Toujours en taxi, j’accompagnai ma mère, dès le lendemain matin, à la morgue de l’hôpital pour faire la toilette du petit. Seul, Tonton Bruno nous attendait près de l’entrée ; écrasée par la douleur, sa femme n’avait pu se résoudre à venir. C’était la première fois de ma vie qu’il m’était donné de voir le visage de la mort. Le petit corps fut extrait de l’un des tiroirs frigorifiques par un employé et déposé sans ménagement sur une table entièrement carrelée qui disposait d’une bonde à l’une de ses extrémités. Avec un gobelet en plastique, nous pûmes prendre de l’eau à un robinet et nous nous commençâmes à laver le corps qui était tout roide. Pendant le temps de la toilette, tout en pleurant, Tonton Bruno n’arrêtait pas de parler à l’oreille de son enfant : « Dis-moi, Innocent, que tu n’es pas mort ; dis-moi que je ne fais qu’un affreux cauchemar et que tu vas bientôt te réveiller, que je vais bientôt me réveiller ». Ensuite, avec le paquet de coton hydrophile dont ma mère avait pris soin de se munir, nous bouchâmes tous les orifices naturels de l’enfant, même si je ne comprends pas encore aujourd’hui le bien-fondé de cette coutume. Après, avec les habits que Tonton Bruno avait apportés, nous avions habillé Innocent du mieux possible. Le reste fut l’affaire du service des pompes funèbres.

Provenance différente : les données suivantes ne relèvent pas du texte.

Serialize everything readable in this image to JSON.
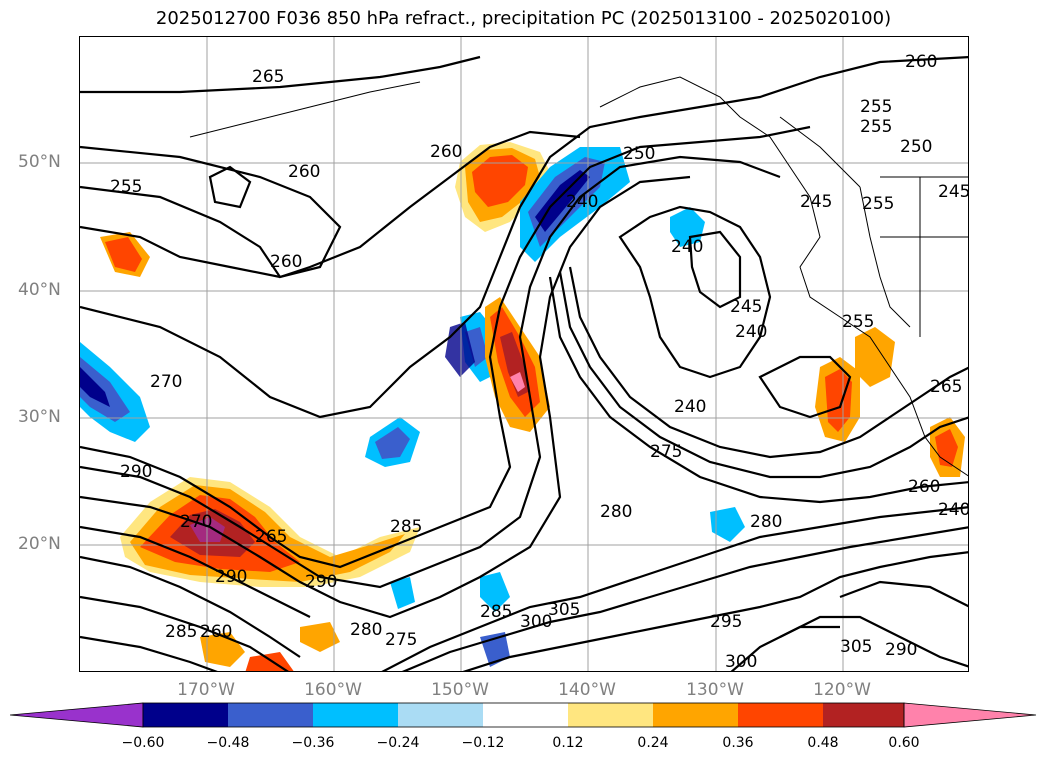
{
  "title": "2025012700 F036 850 hPa refract., precipitation PC (2025013100 - 2025020100)",
  "lat_labels": [
    "50°N",
    "40°N",
    "30°N",
    "20°N"
  ],
  "lon_labels": [
    "170°W",
    "160°W",
    "150°W",
    "140°W",
    "130°W",
    "120°W"
  ],
  "colorbar": {
    "ticks": [
      "−0.60",
      "−0.48",
      "−0.36",
      "−0.24",
      "−0.12",
      "0.12",
      "0.24",
      "0.36",
      "0.48",
      "0.60"
    ],
    "colors": [
      "#9932cc",
      "#00008b",
      "#3a5fcd",
      "#00bfff",
      "#aadcf4",
      "#ffffff",
      "#ffe680",
      "#ffa500",
      "#ff4500",
      "#b22222",
      "#ff82ab"
    ]
  },
  "contour_labels": [
    "265",
    "260",
    "260",
    "260",
    "255",
    "260",
    "250",
    "240",
    "240",
    "245",
    "240",
    "270",
    "240",
    "275",
    "290",
    "270",
    "265",
    "285",
    "280",
    "280",
    "290",
    "285",
    "285",
    "280",
    "300",
    "305",
    "275",
    "290",
    "295",
    "300",
    "305",
    "290",
    "260",
    "255",
    "255",
    "250",
    "245",
    "255",
    "245",
    "255",
    "265",
    "260",
    "240"
  ]
}
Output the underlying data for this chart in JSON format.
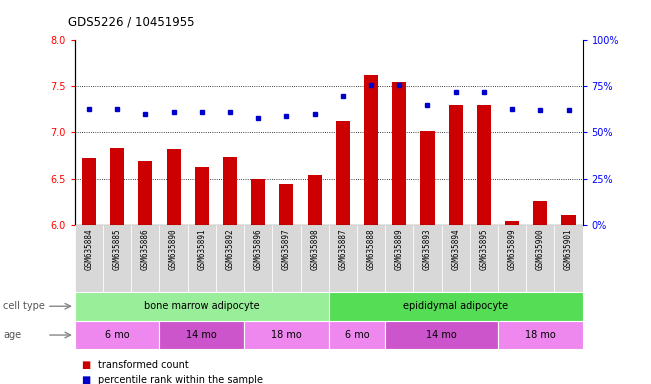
{
  "title": "GDS5226 / 10451955",
  "samples": [
    "GSM635884",
    "GSM635885",
    "GSM635886",
    "GSM635890",
    "GSM635891",
    "GSM635892",
    "GSM635896",
    "GSM635897",
    "GSM635898",
    "GSM635887",
    "GSM635888",
    "GSM635889",
    "GSM635893",
    "GSM635894",
    "GSM635895",
    "GSM635899",
    "GSM635900",
    "GSM635901"
  ],
  "bar_values": [
    6.72,
    6.83,
    6.69,
    6.82,
    6.63,
    6.73,
    6.5,
    6.44,
    6.54,
    7.12,
    7.62,
    7.55,
    7.02,
    7.3,
    7.3,
    6.04,
    6.26,
    6.1
  ],
  "dot_values": [
    63,
    63,
    60,
    61,
    61,
    61,
    58,
    59,
    60,
    70,
    76,
    76,
    65,
    72,
    72,
    63,
    62,
    62
  ],
  "bar_color": "#cc0000",
  "dot_color": "#0000cc",
  "ylim_left": [
    6,
    8
  ],
  "ylim_right": [
    0,
    100
  ],
  "yticks_left": [
    6,
    6.5,
    7,
    7.5,
    8
  ],
  "yticks_right": [
    0,
    25,
    50,
    75,
    100
  ],
  "ytick_labels_right": [
    "0%",
    "25%",
    "50%",
    "75%",
    "100%"
  ],
  "cell_type_groups": [
    {
      "label": "bone marrow adipocyte",
      "start": 0,
      "end": 9,
      "color": "#99ee99"
    },
    {
      "label": "epididymal adipocyte",
      "start": 9,
      "end": 18,
      "color": "#55dd55"
    }
  ],
  "age_groups": [
    {
      "label": "6 mo",
      "start": 0,
      "end": 3,
      "color": "#ee88ee"
    },
    {
      "label": "14 mo",
      "start": 3,
      "end": 6,
      "color": "#cc55cc"
    },
    {
      "label": "18 mo",
      "start": 6,
      "end": 9,
      "color": "#ee88ee"
    },
    {
      "label": "6 mo",
      "start": 9,
      "end": 11,
      "color": "#ee88ee"
    },
    {
      "label": "14 mo",
      "start": 11,
      "end": 15,
      "color": "#cc55cc"
    },
    {
      "label": "18 mo",
      "start": 15,
      "end": 18,
      "color": "#ee88ee"
    }
  ],
  "legend_bar_label": "transformed count",
  "legend_dot_label": "percentile rank within the sample",
  "cell_type_label": "cell type",
  "age_label": "age",
  "plot_bg_color": "#ffffff",
  "tick_bg_color": "#d8d8d8"
}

La nouvelle du décès d’Innocent s’était répandue dans la petite communauté dahoméenne comme une traînée de poudre, de sorte que l’église de la rue Malenfant où eut lieu la cérémonie funèbre dans l’après-midi était pleine à craquer. Cette fois-ci, entièrement vêtue de noir et le visage couvert par un voile de crêpe, la femme de Tonton Bruno était présente à ses côtés ; les deux petits avaient été momentanément confiés à une voisine. Au moment de l’inhumation qui eut lieu après l’office au cimetière de Bel Air, avant qu’on ne recouvre le cercueil de terre, le visage toujours baigné de larmes, Tonton Bruno prit la parole : « Dans le pays de ma femme, il existe une tradition : il faut donner au mort l’argent du passage. » Et, joignant le geste à la parole, il sortit quelques pièces de menue monnaie de sa poche, qui semblaient être toute sa fortune, pour les jeter dans la fosse. Devant ce geste à la fois dérisoire et pathétique, une bonne partie de l’assemblée, des hommes y compris, éclata à son tour en sanglots. J’étais au collège et j’apprenais déjà la mythologie grecque ; j’avais donc entendu parler du passeur Charon qui aidait avec sa barque les morts à traverser le Styx, le fleuve entourant les enfers ; seulement, chez les Grecs, la pièce du passage était placée par les parents directement dans la bouche du défunt pour un aller sans retour.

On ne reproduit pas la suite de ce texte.